Ni
cinta de anticipación científica ni épica religiosa, La vía láctea es el
sendero enigmático a lo largo del cual uno de los genios de la cinematografía
mundial de todos los tiempos nos hace, más que testigos, partícipes de algunas
de sus obsesiones teológicas, sobre todo con respecto de la figura de Cristo,
cuya identidad aquí es objeto de un escrutinio ya en germen como la culminación
explosiva del sádico sketch que cierra la primera obra maestra buñueliana,
L’âge d’or (1930).
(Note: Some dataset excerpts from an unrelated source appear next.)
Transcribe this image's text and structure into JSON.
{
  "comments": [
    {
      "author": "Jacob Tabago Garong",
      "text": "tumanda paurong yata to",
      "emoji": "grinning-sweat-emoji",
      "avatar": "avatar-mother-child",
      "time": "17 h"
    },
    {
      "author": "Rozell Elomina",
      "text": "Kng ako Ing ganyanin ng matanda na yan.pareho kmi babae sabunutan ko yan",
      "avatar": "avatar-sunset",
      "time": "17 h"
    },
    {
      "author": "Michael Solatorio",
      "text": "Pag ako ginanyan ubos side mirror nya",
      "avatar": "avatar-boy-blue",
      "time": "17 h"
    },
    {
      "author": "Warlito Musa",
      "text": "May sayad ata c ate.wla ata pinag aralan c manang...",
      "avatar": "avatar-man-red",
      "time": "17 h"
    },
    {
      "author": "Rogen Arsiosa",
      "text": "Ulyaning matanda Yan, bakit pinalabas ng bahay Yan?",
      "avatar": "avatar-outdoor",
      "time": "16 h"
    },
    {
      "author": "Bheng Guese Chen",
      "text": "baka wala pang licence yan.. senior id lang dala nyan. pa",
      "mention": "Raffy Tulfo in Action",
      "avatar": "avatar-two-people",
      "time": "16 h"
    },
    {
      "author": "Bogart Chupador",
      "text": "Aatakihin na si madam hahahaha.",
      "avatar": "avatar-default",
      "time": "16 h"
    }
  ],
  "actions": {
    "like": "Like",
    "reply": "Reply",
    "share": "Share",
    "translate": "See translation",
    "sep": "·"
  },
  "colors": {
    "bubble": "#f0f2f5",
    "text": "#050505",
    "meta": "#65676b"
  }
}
Un guión de Jean-Claude Carrière que acumula apostasías, herejías y
datos históricos pertinentes, nos trae al recuerdo aquel tapiz inigualado a
propósito del tema que Umberto Eco crea en El nombre de la rosa; la vía de
Buñuel no es la épica o la historia, sino el discurso filosófico (sin la
tentación de la erudición ni mucho menos la pedantería): donde Eco sería un
cronista borgesiano, el aragonés se revela como un dramaturgo cervantino. Entre
su privilegiado dramatis personae, Michel Piccoli recupera a Sade o, con la precisión de la ambigüedad, Claudio Brook a Simón el estilita, en una road movie de a pie que
une Francia y España, el campo y la ciudad, la fe y la incertidumbre menos
oportuna a la mirada asimétrica lograda a navaja recién afilada y al oído
discriminante (acaso con aparatico de audición listo) del cinéfilo de humilde disposición.